The lyrics are non-specific. Like all the best lines in pop music, they invite you to project your own meaning onto them. As a depiction of adolescent longing, though, “On a live wire right above the street, you and I should meet” is up there with “I’ll dig a tunnel from my window to yours”, taken from Arcade Fire’s ‘Neighbourhood #1 (Tunnels)’. Ultimately, this is a track about teenage restlessness, boredom and the burden of your adolescent freedom, as childhood recedes and the shadows of adult responsibility edge into your life. The video is a quietly surreal collage of the swirling emotions this evokes.

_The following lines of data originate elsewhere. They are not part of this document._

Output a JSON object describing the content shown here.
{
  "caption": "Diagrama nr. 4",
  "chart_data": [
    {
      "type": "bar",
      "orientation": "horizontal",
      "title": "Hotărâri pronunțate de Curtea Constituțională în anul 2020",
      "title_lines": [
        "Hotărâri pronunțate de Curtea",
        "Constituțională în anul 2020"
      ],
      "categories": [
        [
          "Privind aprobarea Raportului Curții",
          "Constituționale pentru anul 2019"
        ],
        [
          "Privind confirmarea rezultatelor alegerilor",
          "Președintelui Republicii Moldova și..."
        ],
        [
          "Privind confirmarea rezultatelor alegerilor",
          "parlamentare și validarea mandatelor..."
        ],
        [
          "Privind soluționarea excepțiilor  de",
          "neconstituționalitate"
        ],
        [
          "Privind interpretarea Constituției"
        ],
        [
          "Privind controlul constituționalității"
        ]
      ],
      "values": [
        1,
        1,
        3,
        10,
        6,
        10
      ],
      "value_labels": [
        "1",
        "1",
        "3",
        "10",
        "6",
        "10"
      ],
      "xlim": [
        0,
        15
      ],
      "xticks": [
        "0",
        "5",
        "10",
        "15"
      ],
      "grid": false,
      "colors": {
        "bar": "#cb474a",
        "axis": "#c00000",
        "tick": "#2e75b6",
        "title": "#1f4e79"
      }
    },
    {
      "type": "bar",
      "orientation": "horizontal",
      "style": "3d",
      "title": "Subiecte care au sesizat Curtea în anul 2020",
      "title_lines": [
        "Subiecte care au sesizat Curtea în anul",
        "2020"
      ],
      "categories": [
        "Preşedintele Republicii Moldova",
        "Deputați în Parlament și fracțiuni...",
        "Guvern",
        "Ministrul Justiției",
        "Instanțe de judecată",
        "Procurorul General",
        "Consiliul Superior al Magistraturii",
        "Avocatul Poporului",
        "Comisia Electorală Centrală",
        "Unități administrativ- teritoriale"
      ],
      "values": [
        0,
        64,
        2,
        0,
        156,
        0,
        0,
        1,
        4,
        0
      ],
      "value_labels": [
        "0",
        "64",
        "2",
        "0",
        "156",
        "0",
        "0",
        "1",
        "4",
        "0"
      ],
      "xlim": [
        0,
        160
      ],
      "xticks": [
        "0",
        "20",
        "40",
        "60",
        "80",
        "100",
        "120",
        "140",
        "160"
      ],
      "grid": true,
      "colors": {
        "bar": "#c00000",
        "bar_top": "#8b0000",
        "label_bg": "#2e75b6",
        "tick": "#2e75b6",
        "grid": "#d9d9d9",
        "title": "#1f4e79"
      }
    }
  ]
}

Its premise: a bunch of teenage muck about in their hometown, chucking around car tires, causing chaos in the off-license, attending a house party that the Pumpkins are raucously performing at. It’s this final part that’s relevant today, given that Billy Corgan has this week announced a show that will recreate the memorable scene; fans must enter into a sweepstake in order to qualify for tickets to the small capacity knees-up in a Los Angeles residence. The show, which will be held on June 28 as part of the band’s upcoming North American tour, is not likely to capture the freewheeling feel of its inspiration, but it’s a fine opportunity to revisit the video – a classic.
And it almost didn’t happen. The band shot the video, directed by duo Jonathan Dayton and Valeria Farris (who went onto make the 2006 indie movie smash Little Miss Sunshine), before they went on tour, but footage of the party scene was left on a car roof and declared lost forever – not before ‘wanted’ posters with a $1000 reward were pasted up around Los Angeles. Eventually, the band returned to reshoot the section so iconic that the Pumpkins will soon return to it for a second time. (The video was almost directed by Spike Jonze, who wanted the band to spend over a million dollars on a video in which they hung about a space hotel in masks meant to convey elephant aliens.)

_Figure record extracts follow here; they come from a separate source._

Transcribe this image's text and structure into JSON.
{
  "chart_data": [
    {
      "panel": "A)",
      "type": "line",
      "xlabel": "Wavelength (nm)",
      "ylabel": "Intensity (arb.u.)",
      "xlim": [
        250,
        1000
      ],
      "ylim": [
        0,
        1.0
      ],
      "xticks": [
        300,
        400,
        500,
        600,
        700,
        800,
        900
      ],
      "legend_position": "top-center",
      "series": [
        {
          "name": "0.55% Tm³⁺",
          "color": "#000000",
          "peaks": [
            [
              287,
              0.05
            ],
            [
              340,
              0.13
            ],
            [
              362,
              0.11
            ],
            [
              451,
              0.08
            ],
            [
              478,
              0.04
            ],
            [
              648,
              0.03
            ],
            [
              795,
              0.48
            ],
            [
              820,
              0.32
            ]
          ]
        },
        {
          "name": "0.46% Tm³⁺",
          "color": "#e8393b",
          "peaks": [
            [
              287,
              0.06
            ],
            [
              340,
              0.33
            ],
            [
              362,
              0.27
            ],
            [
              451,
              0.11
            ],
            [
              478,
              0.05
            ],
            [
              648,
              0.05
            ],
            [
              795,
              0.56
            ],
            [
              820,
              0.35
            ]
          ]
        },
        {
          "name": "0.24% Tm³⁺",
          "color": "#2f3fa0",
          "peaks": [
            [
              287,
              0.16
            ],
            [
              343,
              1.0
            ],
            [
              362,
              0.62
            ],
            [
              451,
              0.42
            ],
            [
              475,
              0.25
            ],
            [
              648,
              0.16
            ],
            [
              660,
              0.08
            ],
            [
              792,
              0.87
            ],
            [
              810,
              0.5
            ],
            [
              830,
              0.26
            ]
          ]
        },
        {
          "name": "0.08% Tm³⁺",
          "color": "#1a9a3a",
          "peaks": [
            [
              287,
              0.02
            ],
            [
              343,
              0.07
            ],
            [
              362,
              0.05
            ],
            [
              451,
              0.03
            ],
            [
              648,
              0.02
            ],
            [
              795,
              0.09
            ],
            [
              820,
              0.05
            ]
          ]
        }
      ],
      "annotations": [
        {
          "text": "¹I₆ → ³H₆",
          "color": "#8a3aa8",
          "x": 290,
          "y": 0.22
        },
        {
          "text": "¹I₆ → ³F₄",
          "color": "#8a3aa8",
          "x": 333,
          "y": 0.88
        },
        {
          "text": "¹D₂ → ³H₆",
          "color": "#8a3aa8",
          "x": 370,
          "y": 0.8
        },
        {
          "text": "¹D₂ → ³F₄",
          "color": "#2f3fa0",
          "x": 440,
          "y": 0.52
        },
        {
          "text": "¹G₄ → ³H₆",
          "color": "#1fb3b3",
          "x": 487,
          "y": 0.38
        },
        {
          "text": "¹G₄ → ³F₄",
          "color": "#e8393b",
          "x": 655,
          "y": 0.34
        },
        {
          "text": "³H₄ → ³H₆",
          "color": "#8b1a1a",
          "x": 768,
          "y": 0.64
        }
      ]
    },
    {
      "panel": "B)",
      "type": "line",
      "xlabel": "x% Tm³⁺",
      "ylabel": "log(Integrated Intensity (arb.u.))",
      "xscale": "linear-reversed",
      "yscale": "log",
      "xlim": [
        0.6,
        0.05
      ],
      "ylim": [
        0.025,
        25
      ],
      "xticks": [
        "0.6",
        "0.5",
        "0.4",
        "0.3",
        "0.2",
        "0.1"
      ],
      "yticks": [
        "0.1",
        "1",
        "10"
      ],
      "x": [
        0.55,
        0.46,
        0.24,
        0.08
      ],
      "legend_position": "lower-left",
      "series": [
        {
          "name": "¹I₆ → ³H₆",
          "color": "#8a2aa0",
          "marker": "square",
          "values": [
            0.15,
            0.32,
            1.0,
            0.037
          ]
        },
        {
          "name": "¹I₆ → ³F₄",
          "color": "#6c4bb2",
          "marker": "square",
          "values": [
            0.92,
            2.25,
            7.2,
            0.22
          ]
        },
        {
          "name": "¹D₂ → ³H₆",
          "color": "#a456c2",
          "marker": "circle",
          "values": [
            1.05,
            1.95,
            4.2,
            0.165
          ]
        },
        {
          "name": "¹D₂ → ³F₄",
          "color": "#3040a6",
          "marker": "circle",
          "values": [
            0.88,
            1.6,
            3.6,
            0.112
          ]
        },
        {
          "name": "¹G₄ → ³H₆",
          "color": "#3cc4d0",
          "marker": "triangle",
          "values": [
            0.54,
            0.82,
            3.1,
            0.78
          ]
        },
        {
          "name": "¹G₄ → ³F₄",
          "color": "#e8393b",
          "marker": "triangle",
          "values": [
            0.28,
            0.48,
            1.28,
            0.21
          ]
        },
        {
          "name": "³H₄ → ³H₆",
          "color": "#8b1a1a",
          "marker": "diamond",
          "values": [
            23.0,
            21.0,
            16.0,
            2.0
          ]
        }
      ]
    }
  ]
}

No wonder they’re returning to ‘1979’: the video is utterly mesmerising, threaded-through with shots of Corgan in the back seat of car, an omniscient observer of teenage pandemonium the world over, offering a wry smile as the characters’ adolescent rebellion gets more and more out of control. The fish eye lens puts the video in the midst of the action; we’ve all been there, to varying degrees. The sense of anarchy is heightened when the cops – one played drummer Jimmy Chamberlin – show up with comedy moustaches, reinforcing the notion that there are no authority figures in this teenage landscape.

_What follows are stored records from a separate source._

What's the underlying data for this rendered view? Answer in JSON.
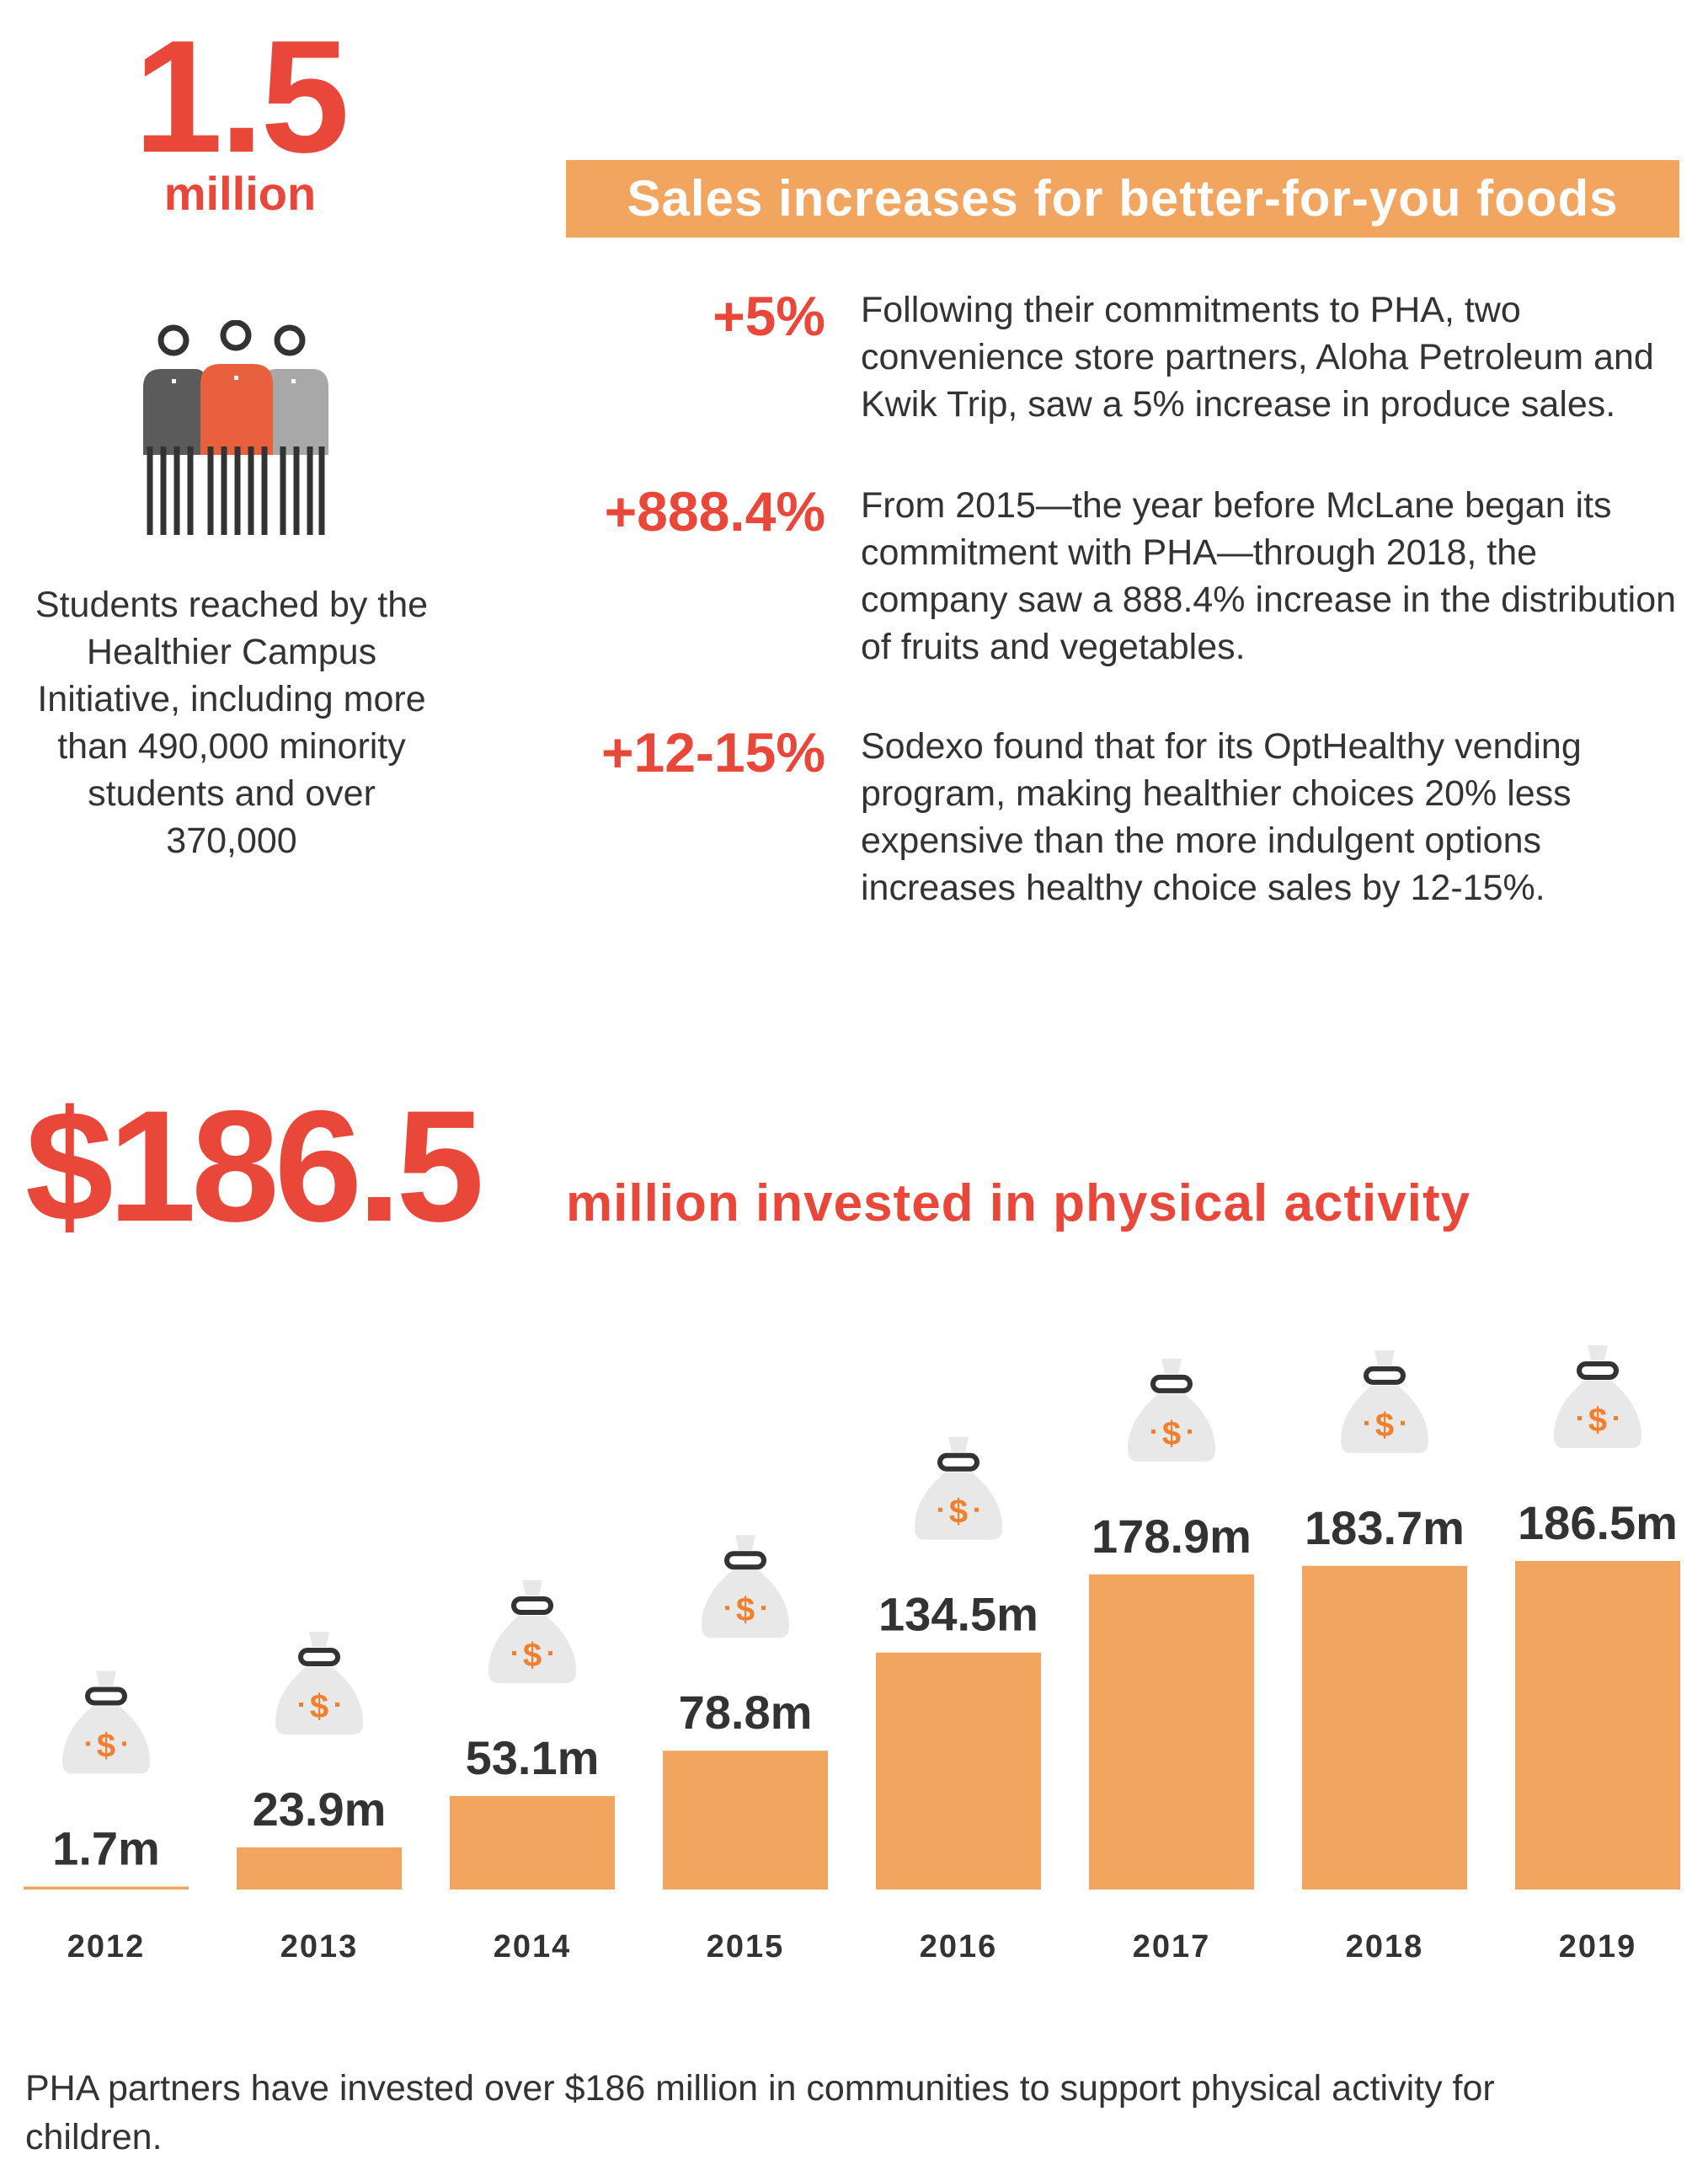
{
  "colors": {
    "accent_red": "#e8473a",
    "bar_orange": "#f2a55f",
    "bag_gray": "#e8e8e8",
    "text_dark": "#333333"
  },
  "left_stat": {
    "value": "1.5",
    "unit": "million",
    "icon": "people-group-icon",
    "description": "Students reached by the Healthier Campus Initiative, including more than 490,000 minority students and over 370,000"
  },
  "sales": {
    "header": "Sales increases for better-for-you foods",
    "items": [
      {
        "pct": "+5%",
        "text": "Following their commitments to PHA, two convenience store partners, Aloha Petroleum and Kwik Trip, saw a 5% increase in produce sales."
      },
      {
        "pct": "+888.4%",
        "text": "From 2015—the year before McLane began its commitment with PHA—through 2018, the company saw a 888.4% increase in the distribution of fruits and vegetables."
      },
      {
        "pct": "+12-15%",
        "text": "Sodexo found that for its OptHealthy vending program, making healthier choices 20% less expensive than the more indulgent options increases healthy choice sales by 12-15%."
      }
    ]
  },
  "investment": {
    "amount": "$186.5",
    "label": "million invested in physical activity",
    "footer": "PHA partners have invested over $186 million in communities to support physical activity for children."
  },
  "chart_data": {
    "type": "bar",
    "categories": [
      "2012",
      "2013",
      "2014",
      "2015",
      "2016",
      "2017",
      "2018",
      "2019"
    ],
    "values": [
      1.7,
      23.9,
      53.1,
      78.8,
      134.5,
      178.9,
      183.7,
      186.5
    ],
    "data_labels": [
      "1.7m",
      "23.9m",
      "53.1m",
      "78.8m",
      "134.5m",
      "178.9m",
      "183.7m",
      "186.5m"
    ],
    "title": "",
    "xlabel": "",
    "ylabel": "",
    "ylim": [
      0,
      186.5
    ],
    "grid": false,
    "marker_icon": "money-bag-icon"
  }
}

It’s doesn’t celebrate the fact that the teenagers are wrecking the off-license, causing turmoil for the clerk (portrayed by guitarist James Iha) but the viewer is not encouraged to disapprove, either. This a judgment-free zone, a simple acknowledgement that, in life, we’ll do good and bad, and the world will keep turning, before “our bones will rest – to dust, I guess – forgotten and absorbed into the earth below.”
The composition carries a home video quality, as though we’ve stumbled on the teenagers’ camcorder creations. This is a moment in time, reflected in a poignant comment one fan wrote on Reddit in relation to the track: “I can remember thinking how 1979 felt like a strange and distant time to me as a 14 year old in 1995. The thought of a 14-year-old seeing 1997 in the same way now is a strange thought indeed.” The Pumpkins themselves captured the passage of time with the video to the 1998 track ‘Perfect’, which caught up on the characters from ‘1979’ as they made their through adulthood, bringing up their children, falling in love, attending parties that attempted to recreate the rush of adolescence.
There’s something a little sad about the new competition Smashing Pumpkins have launched – reunited minus original bassist and key member D’arcy Wretzky – given that it’s an unashamed grab at the past (offering winners a brief chance to escape adult routine with a two-night stay in a Hilton hotel). It’s the kind of nostalgia that those teenage punks would balk at. Yet the stunt serves serves a purpose in reminding us of the indelible power of adolescent freedom represented by the original, timeless video.